For another example, here is the "Best In Show" 20" x 20" beautiful painting simply titled "Still Life with Imari" by Daniel Keys. In his description he says:
This piece is comprised of some treasured items that I've collected over the years. I love to gather such treasures for a complex still life composition and relish the opportunity to recreate all the color and light before me.
There is no doubt that this artist is very talented and I was drawn to this piece in the gallery. Many of the marks are raw pigment in blocks--i.e. more abstract. He expects the viewer to fill in the gaps -this is what I call a gentle abstraction--and it works but also feels blurry to me. And there is no story--just a random collection of items the artist liked.
The four days I attended IAPS included two day-long workshops held in a small room with 20 artists and four demonstrations (two or three hours each) in the dark (see photo above) with up to 50 artists, I learned a few tips here but came away with more frustration than anything else.

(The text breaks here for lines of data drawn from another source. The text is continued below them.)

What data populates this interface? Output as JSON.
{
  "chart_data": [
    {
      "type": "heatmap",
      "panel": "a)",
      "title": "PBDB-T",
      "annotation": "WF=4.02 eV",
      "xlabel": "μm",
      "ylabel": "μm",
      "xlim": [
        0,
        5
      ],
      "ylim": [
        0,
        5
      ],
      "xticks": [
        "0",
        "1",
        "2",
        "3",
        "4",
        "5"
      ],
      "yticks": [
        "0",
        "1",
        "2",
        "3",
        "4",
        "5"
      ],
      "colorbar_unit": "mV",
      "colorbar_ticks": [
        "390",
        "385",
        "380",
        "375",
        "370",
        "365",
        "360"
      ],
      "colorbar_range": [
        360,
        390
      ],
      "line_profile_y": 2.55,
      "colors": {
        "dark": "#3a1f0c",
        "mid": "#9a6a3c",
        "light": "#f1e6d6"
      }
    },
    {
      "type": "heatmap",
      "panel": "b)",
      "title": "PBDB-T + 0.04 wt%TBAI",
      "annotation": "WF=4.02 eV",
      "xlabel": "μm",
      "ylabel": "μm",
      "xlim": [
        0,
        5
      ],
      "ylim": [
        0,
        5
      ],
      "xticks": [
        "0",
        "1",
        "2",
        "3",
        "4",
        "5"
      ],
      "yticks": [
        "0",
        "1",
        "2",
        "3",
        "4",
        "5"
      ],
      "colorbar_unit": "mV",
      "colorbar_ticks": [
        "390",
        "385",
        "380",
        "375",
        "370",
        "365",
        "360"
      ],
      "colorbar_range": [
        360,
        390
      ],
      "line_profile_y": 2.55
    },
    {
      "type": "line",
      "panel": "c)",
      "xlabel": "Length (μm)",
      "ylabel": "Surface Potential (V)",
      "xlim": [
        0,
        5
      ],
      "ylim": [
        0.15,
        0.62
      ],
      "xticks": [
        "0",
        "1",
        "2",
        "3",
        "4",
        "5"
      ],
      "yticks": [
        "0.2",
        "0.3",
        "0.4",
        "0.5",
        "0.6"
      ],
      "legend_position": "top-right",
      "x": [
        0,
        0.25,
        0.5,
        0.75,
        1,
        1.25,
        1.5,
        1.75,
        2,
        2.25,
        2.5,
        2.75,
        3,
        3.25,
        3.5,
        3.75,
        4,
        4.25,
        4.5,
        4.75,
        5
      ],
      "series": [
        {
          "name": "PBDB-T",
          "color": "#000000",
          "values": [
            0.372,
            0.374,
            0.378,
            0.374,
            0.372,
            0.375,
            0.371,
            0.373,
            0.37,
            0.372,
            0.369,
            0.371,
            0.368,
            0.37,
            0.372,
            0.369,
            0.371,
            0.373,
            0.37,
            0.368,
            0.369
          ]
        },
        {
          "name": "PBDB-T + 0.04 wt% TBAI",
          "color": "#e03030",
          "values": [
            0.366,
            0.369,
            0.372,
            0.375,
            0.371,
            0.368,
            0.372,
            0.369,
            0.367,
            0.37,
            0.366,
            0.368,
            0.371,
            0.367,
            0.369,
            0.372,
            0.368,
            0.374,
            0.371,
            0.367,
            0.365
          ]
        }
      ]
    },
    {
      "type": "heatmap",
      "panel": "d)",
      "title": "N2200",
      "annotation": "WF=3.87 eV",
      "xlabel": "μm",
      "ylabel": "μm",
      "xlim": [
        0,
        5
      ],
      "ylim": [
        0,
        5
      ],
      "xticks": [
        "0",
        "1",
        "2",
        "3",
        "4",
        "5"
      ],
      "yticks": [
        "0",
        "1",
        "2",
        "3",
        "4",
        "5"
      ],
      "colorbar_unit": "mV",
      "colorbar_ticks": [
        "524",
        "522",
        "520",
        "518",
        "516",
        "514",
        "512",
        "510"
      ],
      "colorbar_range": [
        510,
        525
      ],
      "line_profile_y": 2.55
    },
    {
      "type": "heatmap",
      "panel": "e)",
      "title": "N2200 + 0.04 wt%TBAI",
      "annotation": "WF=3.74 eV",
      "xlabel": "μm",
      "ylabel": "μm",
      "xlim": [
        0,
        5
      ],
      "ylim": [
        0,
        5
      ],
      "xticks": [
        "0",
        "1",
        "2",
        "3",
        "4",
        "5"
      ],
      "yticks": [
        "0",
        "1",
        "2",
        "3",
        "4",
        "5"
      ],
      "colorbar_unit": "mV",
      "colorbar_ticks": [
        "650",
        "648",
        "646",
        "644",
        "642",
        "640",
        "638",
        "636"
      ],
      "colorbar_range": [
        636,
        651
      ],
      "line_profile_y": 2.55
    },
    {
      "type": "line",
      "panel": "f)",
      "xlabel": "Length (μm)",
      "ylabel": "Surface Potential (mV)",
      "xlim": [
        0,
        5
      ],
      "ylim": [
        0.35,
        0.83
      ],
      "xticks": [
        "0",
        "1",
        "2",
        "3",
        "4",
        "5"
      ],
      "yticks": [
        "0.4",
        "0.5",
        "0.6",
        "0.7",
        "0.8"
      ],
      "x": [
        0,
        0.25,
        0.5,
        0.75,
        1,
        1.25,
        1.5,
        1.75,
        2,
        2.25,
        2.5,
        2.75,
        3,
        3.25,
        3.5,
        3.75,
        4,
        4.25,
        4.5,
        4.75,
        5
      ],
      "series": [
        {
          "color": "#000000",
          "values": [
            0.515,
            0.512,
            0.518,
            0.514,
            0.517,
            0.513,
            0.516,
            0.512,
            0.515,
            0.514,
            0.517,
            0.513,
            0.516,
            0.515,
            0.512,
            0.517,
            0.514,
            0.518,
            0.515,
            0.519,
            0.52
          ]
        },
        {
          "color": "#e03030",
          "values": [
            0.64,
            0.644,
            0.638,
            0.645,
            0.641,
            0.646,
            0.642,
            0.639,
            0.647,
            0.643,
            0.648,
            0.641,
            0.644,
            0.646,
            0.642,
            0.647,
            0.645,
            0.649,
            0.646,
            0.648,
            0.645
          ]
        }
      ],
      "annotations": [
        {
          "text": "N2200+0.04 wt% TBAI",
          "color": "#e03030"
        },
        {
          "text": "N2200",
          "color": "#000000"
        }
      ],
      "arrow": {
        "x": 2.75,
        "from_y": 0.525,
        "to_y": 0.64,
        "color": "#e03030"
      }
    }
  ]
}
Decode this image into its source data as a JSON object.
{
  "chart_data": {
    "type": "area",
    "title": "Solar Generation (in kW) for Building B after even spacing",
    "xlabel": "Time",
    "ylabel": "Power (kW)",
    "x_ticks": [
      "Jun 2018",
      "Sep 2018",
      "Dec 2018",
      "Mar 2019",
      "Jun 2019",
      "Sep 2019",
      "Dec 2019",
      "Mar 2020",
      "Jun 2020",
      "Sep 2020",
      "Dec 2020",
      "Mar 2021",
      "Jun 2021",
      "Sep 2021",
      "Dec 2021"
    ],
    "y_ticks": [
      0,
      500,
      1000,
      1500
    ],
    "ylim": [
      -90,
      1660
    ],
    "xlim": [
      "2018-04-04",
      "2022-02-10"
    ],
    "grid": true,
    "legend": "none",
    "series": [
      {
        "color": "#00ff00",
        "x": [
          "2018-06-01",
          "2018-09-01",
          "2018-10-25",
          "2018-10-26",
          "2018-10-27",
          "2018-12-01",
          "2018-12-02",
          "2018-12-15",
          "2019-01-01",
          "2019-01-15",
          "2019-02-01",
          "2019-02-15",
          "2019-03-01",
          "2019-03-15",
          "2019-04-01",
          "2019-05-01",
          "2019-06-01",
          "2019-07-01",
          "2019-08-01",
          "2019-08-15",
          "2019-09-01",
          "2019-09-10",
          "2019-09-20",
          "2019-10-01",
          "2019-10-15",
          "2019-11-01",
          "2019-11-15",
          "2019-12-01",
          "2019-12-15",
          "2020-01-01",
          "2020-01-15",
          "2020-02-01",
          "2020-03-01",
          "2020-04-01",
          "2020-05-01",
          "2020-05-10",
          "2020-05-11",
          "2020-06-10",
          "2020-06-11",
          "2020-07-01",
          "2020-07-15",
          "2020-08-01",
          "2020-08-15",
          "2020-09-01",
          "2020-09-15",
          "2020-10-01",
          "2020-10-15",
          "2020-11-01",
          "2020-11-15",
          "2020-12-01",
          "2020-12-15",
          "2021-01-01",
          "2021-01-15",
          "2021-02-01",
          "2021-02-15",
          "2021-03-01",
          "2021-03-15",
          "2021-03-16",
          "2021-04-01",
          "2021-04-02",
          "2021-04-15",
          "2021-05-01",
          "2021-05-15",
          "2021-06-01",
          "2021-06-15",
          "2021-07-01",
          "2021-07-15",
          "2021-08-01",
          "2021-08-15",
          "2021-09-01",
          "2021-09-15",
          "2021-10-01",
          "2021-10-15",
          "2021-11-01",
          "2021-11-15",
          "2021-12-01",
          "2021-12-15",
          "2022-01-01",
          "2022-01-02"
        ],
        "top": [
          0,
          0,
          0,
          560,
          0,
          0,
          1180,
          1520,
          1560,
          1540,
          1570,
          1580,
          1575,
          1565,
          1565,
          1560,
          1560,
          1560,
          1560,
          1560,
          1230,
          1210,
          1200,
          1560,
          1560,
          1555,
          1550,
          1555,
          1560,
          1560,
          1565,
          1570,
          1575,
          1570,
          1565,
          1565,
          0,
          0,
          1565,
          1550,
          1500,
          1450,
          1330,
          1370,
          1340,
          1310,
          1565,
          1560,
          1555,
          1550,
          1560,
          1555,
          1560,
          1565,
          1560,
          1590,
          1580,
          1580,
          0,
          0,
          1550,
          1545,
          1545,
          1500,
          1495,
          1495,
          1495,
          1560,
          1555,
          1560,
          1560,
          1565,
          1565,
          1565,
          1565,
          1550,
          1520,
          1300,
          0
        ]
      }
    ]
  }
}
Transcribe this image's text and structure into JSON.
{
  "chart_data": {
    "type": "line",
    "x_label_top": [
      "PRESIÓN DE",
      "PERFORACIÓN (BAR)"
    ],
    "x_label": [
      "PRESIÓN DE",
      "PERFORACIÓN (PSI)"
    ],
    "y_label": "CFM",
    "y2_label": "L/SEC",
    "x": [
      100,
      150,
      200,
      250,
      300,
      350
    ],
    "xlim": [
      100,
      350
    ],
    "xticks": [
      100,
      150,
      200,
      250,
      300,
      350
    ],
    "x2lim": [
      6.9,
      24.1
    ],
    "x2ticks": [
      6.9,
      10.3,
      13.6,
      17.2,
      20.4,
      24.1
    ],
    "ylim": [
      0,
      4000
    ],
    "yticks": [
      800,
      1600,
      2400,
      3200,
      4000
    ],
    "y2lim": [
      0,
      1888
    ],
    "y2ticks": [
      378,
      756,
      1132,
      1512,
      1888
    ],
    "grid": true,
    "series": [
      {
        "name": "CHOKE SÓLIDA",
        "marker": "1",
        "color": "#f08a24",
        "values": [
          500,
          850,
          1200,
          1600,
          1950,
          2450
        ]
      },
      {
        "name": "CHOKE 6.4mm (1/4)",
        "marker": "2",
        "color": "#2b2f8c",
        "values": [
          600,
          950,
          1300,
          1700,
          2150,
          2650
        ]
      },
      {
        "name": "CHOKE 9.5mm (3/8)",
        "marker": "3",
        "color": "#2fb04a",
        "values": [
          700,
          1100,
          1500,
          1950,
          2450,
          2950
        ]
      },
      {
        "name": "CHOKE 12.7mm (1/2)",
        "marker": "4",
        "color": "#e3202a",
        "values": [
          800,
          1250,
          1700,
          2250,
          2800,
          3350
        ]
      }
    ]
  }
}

Much of what they talked about is in direct conflict with the art fundamentals I learned at the atelier. For them size didn't matter--make the mountain bigger if it is important to you. Creating accurate shapes didn't matter--just capture the idea of a leaf with a "s" stroke. Careful observation of color didn't matter--pick a pastel color close to what you see and use one stoke--no blending or mixing necessary.
Thankfully the "Candy Story" or vendor hall was interesting with pastels, papers, and accessories for sale. I came home some new paper to try out and a new wooden backpacker travel pastel box/easel by Edgmon Art in Arkansas which is a woman-owned business. In fact, the woman who designed and builds the boxes was there and autographed the one I purchased after we shared a big hug. The design of the box/easel is elegant and beautiful and I'm looking forward to getting out in the field for some landscape sketches and being able to travel easily with my pastels.
Additionally I felt out of place as an individual. Many of the IAPS attendees seemed to be female retirees over 70 who picked up pastels as a hobby whereas most of the instructors were a bit younger and a mix of men and women. From what I saw, the focus was on making "pretty" art--no one talked about creating thought-provoking art or using art to start a difficult conversation, both of which feels like important role for art in our society to me.
Overall it feels like I'm having a very hard time finding my "art tribe".
Upon reflection though, at least it was nice to spend a few days with people who care about creating art.